- Mafsheq Location within Albania
- Coordinates: 41°33′N 19°48′E﻿ / ﻿41.550°N 19.800°E
- Country: Albania
- County: Durrës
- Municipality: Krujë
- Administrative unit: Cudhi
- Time zone: UTC+1 (CET)
- • Summer (DST): UTC+2 (CEST)

= Mafsheq =

Mafsheq is a village located in the Durrës County, in Albania. At the 2015 local government reform it became part of the municipality Krujë. Historically the village of Mafsheq has been part of Kurbin District.
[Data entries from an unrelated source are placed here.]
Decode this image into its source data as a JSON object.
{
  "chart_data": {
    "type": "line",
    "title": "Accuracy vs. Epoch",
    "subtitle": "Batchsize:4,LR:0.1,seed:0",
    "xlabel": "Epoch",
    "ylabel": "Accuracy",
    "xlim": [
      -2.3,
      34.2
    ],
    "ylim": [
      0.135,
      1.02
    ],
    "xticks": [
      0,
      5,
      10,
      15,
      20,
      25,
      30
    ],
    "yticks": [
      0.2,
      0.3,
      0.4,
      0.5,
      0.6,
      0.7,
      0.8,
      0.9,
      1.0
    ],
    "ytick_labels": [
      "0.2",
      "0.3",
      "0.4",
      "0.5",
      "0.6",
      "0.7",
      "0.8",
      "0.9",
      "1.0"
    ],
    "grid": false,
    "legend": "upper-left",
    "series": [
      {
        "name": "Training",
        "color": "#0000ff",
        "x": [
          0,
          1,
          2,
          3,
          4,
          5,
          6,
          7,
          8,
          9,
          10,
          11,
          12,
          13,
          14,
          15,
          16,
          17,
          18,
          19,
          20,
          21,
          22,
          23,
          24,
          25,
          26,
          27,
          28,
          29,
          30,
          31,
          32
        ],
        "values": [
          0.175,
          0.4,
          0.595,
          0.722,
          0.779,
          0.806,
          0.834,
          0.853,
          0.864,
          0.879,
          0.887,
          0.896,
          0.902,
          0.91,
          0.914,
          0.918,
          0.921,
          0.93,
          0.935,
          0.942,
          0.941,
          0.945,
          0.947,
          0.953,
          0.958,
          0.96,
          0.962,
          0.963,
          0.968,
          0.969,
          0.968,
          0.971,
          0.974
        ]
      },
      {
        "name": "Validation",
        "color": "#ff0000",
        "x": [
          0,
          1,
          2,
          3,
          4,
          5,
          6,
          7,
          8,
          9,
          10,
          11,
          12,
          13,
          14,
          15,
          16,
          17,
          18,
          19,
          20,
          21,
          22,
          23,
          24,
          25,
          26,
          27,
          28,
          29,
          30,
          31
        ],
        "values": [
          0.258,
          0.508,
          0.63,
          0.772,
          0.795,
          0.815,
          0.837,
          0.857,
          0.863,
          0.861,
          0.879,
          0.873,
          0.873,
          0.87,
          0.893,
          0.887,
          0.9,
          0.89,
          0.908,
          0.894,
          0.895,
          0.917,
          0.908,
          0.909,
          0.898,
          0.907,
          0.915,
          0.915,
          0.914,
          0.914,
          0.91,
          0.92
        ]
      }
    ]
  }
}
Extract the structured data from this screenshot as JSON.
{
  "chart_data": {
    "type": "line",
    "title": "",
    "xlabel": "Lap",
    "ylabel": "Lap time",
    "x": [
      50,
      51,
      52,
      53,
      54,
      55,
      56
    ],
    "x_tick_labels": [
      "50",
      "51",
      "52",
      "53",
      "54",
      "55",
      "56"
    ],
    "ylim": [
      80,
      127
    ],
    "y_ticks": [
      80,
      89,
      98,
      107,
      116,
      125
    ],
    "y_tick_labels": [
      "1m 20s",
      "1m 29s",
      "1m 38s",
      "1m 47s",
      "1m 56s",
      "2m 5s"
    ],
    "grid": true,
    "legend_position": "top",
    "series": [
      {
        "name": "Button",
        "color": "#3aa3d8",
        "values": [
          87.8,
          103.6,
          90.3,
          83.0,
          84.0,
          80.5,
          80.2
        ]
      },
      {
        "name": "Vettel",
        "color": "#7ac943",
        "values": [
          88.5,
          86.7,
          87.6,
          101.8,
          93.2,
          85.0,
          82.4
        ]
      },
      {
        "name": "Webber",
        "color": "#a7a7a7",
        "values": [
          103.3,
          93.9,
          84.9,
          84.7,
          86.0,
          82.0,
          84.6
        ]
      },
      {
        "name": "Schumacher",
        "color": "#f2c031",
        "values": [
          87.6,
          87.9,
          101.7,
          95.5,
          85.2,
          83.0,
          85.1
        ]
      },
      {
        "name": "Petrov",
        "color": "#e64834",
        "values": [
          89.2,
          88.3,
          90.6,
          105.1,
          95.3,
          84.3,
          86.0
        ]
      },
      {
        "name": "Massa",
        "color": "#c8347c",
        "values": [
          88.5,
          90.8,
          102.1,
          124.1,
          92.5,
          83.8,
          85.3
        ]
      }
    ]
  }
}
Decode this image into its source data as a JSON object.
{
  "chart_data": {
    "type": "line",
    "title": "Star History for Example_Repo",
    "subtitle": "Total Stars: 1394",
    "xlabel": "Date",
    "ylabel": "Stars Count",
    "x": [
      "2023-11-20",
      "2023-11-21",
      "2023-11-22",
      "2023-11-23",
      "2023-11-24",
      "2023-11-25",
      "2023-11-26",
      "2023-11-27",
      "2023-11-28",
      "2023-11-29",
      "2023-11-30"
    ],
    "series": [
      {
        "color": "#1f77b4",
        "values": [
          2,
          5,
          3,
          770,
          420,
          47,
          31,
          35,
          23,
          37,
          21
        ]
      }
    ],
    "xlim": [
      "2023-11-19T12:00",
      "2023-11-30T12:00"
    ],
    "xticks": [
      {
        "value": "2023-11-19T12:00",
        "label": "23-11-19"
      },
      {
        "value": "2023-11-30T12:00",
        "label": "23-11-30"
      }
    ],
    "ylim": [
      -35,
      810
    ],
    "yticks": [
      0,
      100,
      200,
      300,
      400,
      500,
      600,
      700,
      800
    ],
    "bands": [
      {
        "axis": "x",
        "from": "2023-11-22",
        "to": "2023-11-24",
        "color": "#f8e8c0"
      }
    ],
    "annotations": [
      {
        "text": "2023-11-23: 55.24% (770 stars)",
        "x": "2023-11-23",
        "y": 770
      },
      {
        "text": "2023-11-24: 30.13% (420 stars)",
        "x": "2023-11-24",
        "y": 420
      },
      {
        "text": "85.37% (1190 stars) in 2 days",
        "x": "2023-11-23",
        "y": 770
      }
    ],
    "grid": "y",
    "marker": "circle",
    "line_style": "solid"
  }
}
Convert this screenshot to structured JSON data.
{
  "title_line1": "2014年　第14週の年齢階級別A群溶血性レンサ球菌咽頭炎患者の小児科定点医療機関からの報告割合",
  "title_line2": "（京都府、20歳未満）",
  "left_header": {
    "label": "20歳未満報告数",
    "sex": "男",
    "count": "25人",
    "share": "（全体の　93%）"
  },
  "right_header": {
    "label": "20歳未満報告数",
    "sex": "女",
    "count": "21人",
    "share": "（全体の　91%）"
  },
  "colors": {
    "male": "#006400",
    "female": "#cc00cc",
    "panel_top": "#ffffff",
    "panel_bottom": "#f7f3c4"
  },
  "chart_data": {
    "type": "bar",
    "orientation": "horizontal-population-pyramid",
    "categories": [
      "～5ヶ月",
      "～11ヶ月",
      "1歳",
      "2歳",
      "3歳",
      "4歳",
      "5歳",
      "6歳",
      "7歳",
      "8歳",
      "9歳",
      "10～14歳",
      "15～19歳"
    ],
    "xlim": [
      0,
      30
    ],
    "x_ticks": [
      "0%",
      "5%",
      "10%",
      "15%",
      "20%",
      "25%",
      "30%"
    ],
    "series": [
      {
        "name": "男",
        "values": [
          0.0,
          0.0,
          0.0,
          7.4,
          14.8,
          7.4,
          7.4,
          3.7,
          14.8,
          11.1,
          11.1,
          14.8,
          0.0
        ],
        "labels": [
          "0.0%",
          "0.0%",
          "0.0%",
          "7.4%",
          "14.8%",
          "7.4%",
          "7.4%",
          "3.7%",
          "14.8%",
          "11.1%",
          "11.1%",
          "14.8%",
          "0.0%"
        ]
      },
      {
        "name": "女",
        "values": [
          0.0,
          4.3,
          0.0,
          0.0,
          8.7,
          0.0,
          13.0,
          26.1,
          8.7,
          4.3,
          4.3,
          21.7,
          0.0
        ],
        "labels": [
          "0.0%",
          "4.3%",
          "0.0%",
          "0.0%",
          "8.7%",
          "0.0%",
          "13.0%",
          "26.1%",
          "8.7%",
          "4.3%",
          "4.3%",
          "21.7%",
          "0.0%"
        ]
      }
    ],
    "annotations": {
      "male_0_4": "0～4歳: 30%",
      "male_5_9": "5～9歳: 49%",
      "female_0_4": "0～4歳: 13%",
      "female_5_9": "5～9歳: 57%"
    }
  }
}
Mafsheq is separated from Kruje region by Shkreta creek (Albanian: prroji i Shkretes) and the famous Weeping Gorge (Albanian: Gryka e vajes), where after the fall of the city of Kruja to the Ottomans in the 14th century AD, about ninety ethnic Albanian women jumped from a nearby cliff to their death.

==Description==
The village of Mafsheq is located on a mountain slope just above the old village (Albanian: Katuni i vjeter) where three creeks meet and form the Droja River (Albanian: lumi i Drojes). Mafsheq has a mild Mediterranean mountain climate and there is limited pollution. The area is suitable for hiking and a source of herbs. The water is clean, and there are caves and ancient ruins which date back thousands of years. There are Albanian-constructed stone homes that are hundreds of years old, and have Judeo-Christian symbols carved on them, such as "Kulla Likes" or "Kulla e Beges". Not many live there as most have moved down to Kruja or Fush-kruja but there are still people who live there. Mafsheq has also small rivers contain crystal clean water like the river (Gurrat). Mafsheq is also known for the people that have jumped off cliffs and died there are also small family grave sites. There are also big farms that the villagers look after.

==Demographic history==
the village of Mafsheq (Mavroshak) appears in the Ottoman defter of 1467 as a hass-ı mir-liva property in the vilayet of Akçahisar. The settlement had a total of six households which were represented by: Duka Gjika, Ilia Sirodi, Nikolla Kipota, Pal Mavroshuji, Gjergj Besraku, and Lesh Suma.